“Non sono disperata, non ho neanche tante speranze”: la malattia raccontata senza filtri
La diagnosi di tumore al pancreas era arrivata nell’estate 2025. Per i primi mesi Enrica aveva scelto il silenzio, concentrandosi sulle cure senza trasformare il dolore in spettacolo. Poi, dopo mesi di assenza dalla scena pubblica, aveva deciso di spiegare dov’era finita — con parole che nessuno aveva dimenticato: “La prima pulsione a scrivere è stata per scusarmi con tutte le persone con cui ero scomparsa. Non solo il pubblico, ma anche tanti amici. Non sono disperata, non ho neanche tante speranze, le cure che faccio sono pesanti ma sto reagendo bene. Ho una bella, beh insomma bella, parrucchetta in testa.”
Dopo quel primo racconto era tornata in televisione più volte: a Domenica In, La Volta Buona, Verissimo. Ogni apparizione aggiornava il pubblico sul percorso di cure con lo stesso equilibrio: la cronaca nuda dei fatti e, accanto, la vulnerabilità di chi non vuole essere guardata con pietà.
“Speravo di stare meglio, invece ho ripreso la chemio”: l’ultima intervista a Verissimo
L’ultima intervista televisiva rilevante era andata in onda il 25 gennaio 2026 nello studio di Silvia Toffanin a Verissimo. Enrica non aveva nascosto che le cose non stessero andando come sperato: “Speravo di stare meglio, invece ho ripreso a fare le chemio perché non era cambiato granché. A volte sto bene, altri giorni non sto bene. Bisogna andare avanti così. Io mi imbarazzo, mi vergogno, per tutta l’attenzione che ricevo.”
La chemioterapia non stava dando gli effetti attesi. I medici avevano avviato cicli di radioterapia nel tentativo di ridurre il tumore, ancora inoperabile. Il tumore al pancreas è uno dei più aggressivi in assoluto: spesso diagnosticato tardi, quando la chirurgia non è più praticabile, risponde con difficoltà alle terapie disponibili. È la stessa malattia che nel marzo 2025 aveva portato via l’attrice Eleonora Giorgi, che Enrica aveva indicato come esempio nel suo percorso di trasparenza pubblica. L’ultima apparizione in tv era stata il 29 gennaio a Vita in diretta. Poi il silenzio.

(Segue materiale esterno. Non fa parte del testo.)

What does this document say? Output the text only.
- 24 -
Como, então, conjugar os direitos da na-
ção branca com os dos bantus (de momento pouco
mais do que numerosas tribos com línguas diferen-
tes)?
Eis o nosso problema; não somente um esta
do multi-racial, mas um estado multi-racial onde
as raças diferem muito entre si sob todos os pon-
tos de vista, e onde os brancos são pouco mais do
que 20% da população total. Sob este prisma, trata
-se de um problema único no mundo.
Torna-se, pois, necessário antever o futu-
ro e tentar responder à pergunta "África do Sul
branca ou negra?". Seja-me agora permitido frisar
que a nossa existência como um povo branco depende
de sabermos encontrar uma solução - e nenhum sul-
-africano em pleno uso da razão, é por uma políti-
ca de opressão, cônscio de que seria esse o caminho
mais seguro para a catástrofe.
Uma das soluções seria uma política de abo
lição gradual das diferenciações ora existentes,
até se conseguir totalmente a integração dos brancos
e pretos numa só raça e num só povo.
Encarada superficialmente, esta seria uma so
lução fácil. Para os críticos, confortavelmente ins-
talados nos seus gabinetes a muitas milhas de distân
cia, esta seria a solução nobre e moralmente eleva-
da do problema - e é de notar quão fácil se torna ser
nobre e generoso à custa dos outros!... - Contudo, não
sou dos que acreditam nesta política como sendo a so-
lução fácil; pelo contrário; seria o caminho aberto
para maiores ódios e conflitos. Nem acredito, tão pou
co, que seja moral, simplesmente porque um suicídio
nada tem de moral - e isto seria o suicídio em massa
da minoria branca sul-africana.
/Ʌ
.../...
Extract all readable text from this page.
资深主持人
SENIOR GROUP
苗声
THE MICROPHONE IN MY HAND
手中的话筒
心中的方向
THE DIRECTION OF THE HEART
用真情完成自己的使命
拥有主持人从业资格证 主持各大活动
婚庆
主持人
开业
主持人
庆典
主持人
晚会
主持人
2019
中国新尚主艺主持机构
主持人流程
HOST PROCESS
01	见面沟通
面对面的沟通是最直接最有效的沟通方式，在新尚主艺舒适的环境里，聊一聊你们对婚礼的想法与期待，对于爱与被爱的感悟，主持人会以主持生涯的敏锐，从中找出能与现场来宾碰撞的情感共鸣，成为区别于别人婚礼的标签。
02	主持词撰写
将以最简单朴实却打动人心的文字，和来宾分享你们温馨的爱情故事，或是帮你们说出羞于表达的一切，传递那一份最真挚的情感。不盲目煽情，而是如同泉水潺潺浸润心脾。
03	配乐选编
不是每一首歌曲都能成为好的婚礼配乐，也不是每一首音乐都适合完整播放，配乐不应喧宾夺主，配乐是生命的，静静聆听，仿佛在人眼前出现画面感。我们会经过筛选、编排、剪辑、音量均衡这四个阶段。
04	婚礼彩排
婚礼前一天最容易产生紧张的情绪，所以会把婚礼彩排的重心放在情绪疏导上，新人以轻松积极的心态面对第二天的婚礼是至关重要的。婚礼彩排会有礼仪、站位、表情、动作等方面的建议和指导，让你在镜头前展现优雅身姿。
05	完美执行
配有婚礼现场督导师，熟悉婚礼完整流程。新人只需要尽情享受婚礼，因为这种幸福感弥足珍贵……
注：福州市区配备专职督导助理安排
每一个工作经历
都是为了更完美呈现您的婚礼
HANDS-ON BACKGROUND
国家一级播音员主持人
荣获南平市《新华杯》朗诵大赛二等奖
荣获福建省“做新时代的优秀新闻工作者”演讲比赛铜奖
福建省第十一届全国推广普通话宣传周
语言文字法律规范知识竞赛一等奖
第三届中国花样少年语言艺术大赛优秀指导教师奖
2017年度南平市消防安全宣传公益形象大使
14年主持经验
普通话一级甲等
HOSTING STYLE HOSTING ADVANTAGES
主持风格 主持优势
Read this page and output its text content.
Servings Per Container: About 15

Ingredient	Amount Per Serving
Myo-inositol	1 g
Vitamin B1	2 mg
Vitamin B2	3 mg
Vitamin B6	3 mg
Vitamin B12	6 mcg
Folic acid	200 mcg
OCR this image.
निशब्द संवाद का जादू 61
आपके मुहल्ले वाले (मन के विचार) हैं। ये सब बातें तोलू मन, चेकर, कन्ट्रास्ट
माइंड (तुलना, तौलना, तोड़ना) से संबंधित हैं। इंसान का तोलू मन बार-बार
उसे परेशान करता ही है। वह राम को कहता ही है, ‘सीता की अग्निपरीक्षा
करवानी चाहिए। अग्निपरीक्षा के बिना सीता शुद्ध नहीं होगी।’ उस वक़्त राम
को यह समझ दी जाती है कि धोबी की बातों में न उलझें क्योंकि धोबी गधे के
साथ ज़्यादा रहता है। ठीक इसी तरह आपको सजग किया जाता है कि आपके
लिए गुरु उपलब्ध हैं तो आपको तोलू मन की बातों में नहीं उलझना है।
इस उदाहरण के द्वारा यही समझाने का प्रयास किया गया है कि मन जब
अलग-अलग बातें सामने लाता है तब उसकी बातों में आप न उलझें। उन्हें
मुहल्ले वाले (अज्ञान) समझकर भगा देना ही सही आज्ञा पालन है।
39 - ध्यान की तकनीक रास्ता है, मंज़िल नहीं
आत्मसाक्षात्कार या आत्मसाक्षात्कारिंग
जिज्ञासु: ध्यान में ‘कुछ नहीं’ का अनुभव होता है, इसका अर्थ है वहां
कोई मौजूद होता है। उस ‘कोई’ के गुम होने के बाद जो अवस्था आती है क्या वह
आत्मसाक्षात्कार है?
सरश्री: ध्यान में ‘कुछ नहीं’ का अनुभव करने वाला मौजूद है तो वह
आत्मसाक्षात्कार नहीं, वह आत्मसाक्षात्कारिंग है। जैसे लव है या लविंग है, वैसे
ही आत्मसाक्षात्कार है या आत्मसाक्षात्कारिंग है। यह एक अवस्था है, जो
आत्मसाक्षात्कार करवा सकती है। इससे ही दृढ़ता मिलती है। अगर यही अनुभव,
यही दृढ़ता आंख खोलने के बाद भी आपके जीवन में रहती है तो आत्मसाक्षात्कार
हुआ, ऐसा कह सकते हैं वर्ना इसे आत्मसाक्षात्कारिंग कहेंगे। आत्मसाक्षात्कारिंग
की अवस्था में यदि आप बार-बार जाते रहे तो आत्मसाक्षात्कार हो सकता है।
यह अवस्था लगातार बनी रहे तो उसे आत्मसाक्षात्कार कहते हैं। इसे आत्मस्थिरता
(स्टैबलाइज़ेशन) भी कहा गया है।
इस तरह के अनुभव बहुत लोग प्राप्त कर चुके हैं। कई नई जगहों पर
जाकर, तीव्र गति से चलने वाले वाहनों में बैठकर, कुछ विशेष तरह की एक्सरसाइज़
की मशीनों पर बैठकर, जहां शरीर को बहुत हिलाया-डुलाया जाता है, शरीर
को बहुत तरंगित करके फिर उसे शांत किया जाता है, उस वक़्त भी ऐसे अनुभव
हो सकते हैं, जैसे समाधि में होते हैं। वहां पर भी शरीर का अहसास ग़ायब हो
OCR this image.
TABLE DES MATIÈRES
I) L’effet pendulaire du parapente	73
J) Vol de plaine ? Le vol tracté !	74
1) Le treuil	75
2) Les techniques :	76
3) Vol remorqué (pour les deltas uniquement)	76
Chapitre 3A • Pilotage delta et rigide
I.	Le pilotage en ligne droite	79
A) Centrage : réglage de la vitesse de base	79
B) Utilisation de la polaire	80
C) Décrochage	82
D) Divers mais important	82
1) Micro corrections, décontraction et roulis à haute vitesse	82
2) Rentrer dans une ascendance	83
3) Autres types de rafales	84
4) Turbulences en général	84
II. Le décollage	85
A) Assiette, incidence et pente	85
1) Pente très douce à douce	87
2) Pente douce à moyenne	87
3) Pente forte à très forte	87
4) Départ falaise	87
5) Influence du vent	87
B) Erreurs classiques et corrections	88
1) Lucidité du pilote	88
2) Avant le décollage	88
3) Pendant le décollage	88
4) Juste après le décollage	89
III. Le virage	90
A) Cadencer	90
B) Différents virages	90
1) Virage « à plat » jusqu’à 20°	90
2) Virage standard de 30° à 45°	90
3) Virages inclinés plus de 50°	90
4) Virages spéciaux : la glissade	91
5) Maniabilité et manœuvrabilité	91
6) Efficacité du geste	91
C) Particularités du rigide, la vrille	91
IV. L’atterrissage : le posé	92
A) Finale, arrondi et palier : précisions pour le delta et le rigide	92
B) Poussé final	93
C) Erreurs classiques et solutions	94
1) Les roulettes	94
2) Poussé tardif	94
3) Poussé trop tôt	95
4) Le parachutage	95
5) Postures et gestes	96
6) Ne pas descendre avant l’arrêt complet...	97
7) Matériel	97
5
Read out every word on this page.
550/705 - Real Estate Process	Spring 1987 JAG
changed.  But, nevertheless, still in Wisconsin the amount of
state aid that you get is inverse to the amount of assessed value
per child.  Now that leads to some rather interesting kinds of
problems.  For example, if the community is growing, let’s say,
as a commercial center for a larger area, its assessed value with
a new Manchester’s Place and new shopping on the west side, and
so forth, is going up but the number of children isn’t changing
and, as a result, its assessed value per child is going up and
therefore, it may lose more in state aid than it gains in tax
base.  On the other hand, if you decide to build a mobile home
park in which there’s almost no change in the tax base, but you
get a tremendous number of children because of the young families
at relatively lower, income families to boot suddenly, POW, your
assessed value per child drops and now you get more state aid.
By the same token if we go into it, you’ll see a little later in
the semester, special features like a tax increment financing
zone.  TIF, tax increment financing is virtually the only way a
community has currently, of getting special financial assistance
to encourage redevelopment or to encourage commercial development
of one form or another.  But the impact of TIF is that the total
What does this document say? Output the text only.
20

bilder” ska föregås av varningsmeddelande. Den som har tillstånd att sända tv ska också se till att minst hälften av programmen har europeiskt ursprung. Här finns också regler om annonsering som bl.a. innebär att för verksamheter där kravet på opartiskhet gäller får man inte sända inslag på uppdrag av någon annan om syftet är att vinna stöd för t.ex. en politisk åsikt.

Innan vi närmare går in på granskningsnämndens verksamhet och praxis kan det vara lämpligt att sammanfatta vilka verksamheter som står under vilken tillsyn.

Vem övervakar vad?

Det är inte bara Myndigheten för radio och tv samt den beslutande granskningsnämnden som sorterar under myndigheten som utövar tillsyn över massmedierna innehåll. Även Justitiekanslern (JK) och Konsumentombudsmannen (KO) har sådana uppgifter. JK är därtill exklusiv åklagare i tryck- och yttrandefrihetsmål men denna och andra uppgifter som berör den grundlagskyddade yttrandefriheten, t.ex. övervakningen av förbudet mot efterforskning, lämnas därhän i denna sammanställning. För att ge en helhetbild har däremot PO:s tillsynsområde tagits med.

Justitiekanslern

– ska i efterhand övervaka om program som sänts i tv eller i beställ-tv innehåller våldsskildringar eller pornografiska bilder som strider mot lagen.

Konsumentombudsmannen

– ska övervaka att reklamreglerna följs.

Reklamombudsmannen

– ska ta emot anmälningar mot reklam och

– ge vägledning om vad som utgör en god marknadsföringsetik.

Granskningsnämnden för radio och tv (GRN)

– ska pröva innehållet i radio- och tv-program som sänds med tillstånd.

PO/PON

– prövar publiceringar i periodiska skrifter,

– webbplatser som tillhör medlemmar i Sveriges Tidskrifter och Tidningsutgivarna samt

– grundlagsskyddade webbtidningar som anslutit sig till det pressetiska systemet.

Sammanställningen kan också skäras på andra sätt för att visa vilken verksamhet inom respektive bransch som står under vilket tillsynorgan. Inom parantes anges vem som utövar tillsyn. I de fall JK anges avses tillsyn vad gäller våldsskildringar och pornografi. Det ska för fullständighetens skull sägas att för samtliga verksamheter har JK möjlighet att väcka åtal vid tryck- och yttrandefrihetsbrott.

“I fiori lasciateli al vento”: il senso di una scelta
Ed è proprio in quell’ultima fase che era emersa la richiesta sul funerale. Una frase semplice, quasi pronunciata di passaggio, ma che in pochi avevano dimenticato: “Al mio funerale non voglio altri morti — i fiori lasciateli al vento. I fiori tagliati mi danno una sensazione di morte, non sono vivi.” Non una preferenza estetica, ma qualcosa di più profondo: il rifiuto di aggiungere un’ulteriore immagine di fine a un momento già carico, il desiderio di un saluto coerente con il suo modo di stare al mondo. Senza orpelli, senza il peso dei simboli tradizionali del lutto. Solo il vento, e i fiori vivi.